Penangkapan dilakukan setelah polisi melakukan pengejaran lintas wilayah sejak beberapa hari terakhir.
Tersangka diketahui sempat berpindah-pindah lokasi sebelum akhirnya dibekuk di wilayah Wonogiri, Jawa Tengah, Kamis (7/5/2026) dini hari.
Kasat Reskrim Polresta Pati, Dika Hadiyan Widya Wiratama, mengatakan tersangka sempat melarikan diri ke sejumlah daerah di Jawa Tengah hingga luar provinsi.
"(Tersangka) sempat ke Kudus, Bogor, kemudian lanjut Jakarta, setelah itu ke Solo dan Wonogiri," kata Dika.

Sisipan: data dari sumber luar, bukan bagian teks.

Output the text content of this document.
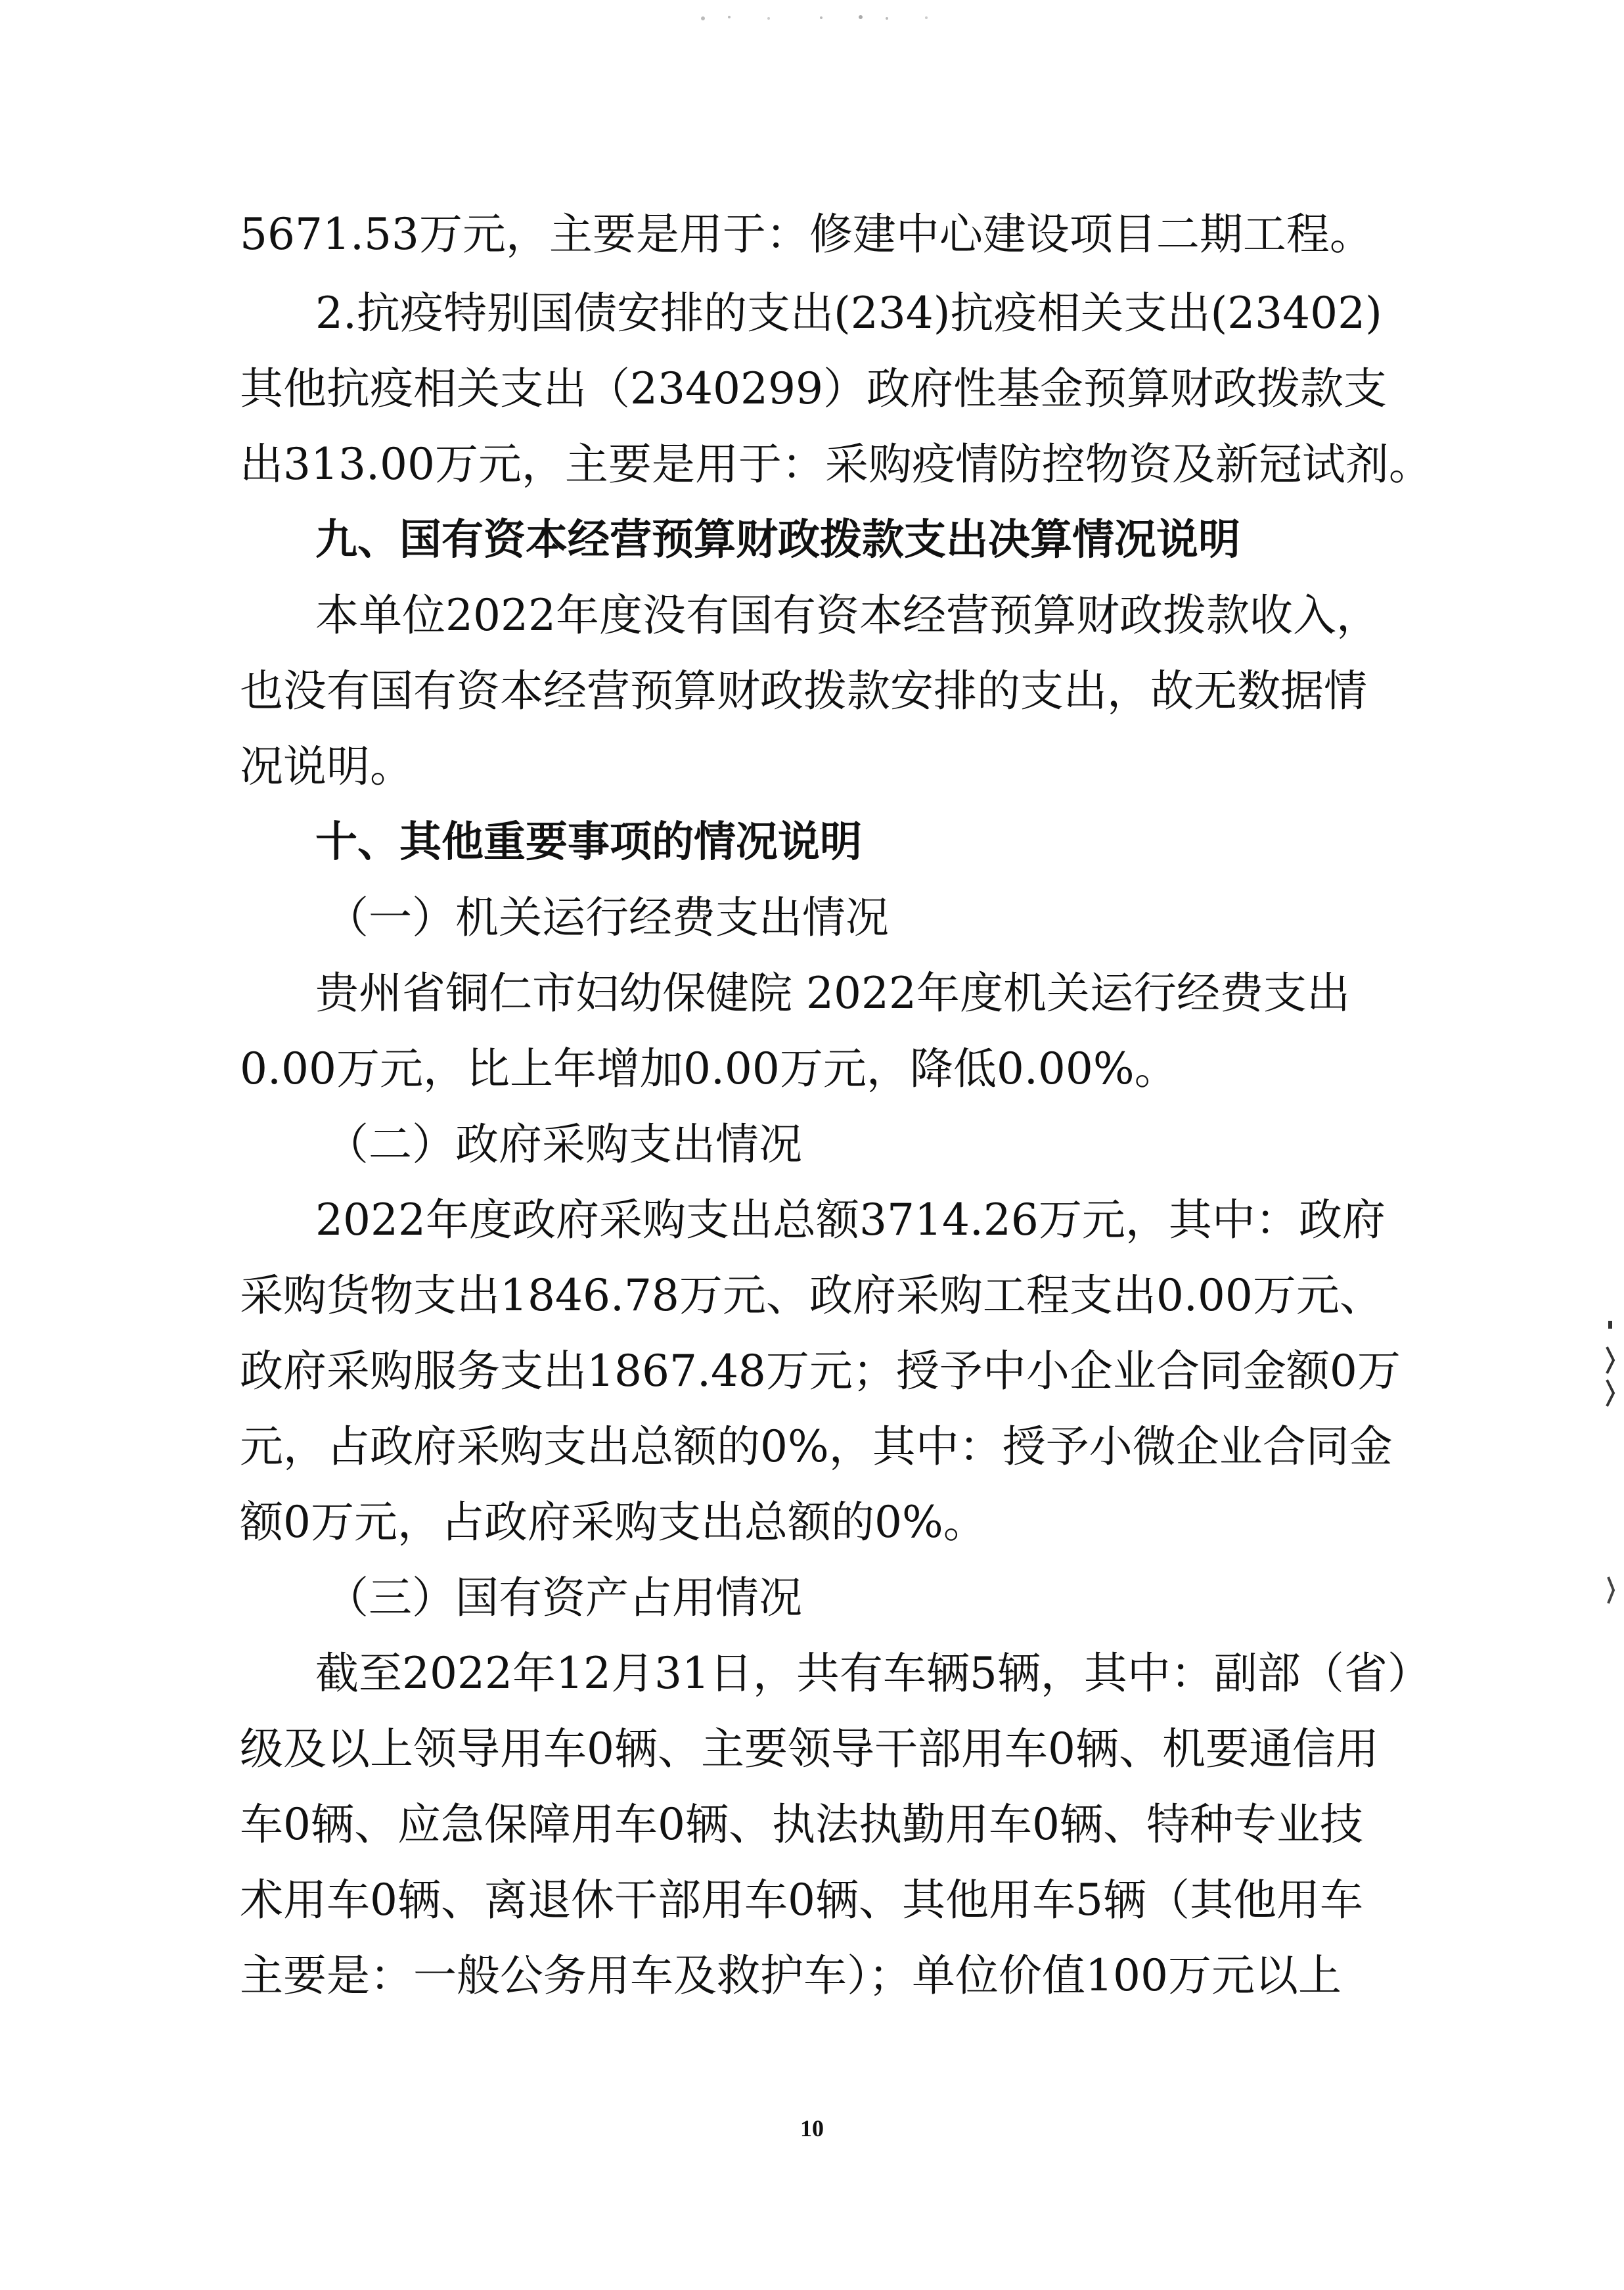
5671.53万元，主要是用于：修建中心建设项目二期工程。
2.抗疫特别国债安排的支出(234)抗疫相关支出(23402)
其他抗疫相关支出（2340299）政府性基金预算财政拨款支
出313.00万元，主要是用于：采购疫情防控物资及新冠试剂。
九、国有资本经营预算财政拨款支出决算情况说明
本单位2022年度没有国有资本经营预算财政拨款收入，
也没有国有资本经营预算财政拨款安排的支出，故无数据情
况说明。
十、其他重要事项的情况说明
（一）机关运行经费支出情况
贵州省铜仁市妇幼保健院 2022年度机关运行经费支出
0.00万元，比上年增加0.00万元，降低0.00%。
（二）政府采购支出情况
2022年度政府采购支出总额3714.26万元，其中：政府
采购货物支出1846.78万元、政府采购工程支出0.00万元、
政府采购服务支出1867.48万元；授予中小企业合同金额0万
元，占政府采购支出总额的0%，其中：授予小微企业合同金
额0万元，占政府采购支出总额的0%。
（三）国有资产占用情况
截至2022年12月31日，共有车辆5辆，其中：副部（省）
级及以上领导用车0辆、主要领导干部用车0辆、机要通信用
车0辆、应急保障用车0辆、执法执勤用车0辆、特种专业技
术用车0辆、离退休干部用车0辆、其他用车5辆（其他用车
主要是：一般公务用车及救护车）；单位价值100万元以上
10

Menurut dia, Ashari ditangkap sekitar pukul 04.00 WIB dan saat ini telah dibawa ke Mapolresta Pati untuk menjalani pemeriksaan lebih lanjut.
Kasus dugaan kekerasan seksual di lingkungan pesantren tersebut sebelumnya telah naik ke tahap penyidikan setelah polisi mengantongi alat bukti dan memeriksa sejumlah saksi.
Kapolresta Pati, Jaka Wahyudi, mengatakan Ashari resmi ditetapkan sebagai tersangka sejak 28 April 2026 usai gelar perkara.
Menurut polisi, dugaan pencabulan terhadap santriwati diduga telah berlangsung sejak 2020. Namun laporan resmi baru masuk pada 2024.
Kepolisian menyebut proses penanganan perkara sempat terhambat karena adanya upaya penyelesaian secara kekeluargaan dari sebagian pihak korban.
Hingga kini, polisi baru mengidentifikasi lima korban. Namun tiga di antaranya mencabut keterangan, sehingga tersisa dua korban yang masih memperkuat proses hukum.
Meski demikian, polisi menegaskan perkara tetap berjalan karena termasuk delik umum dan bukan delik aduan.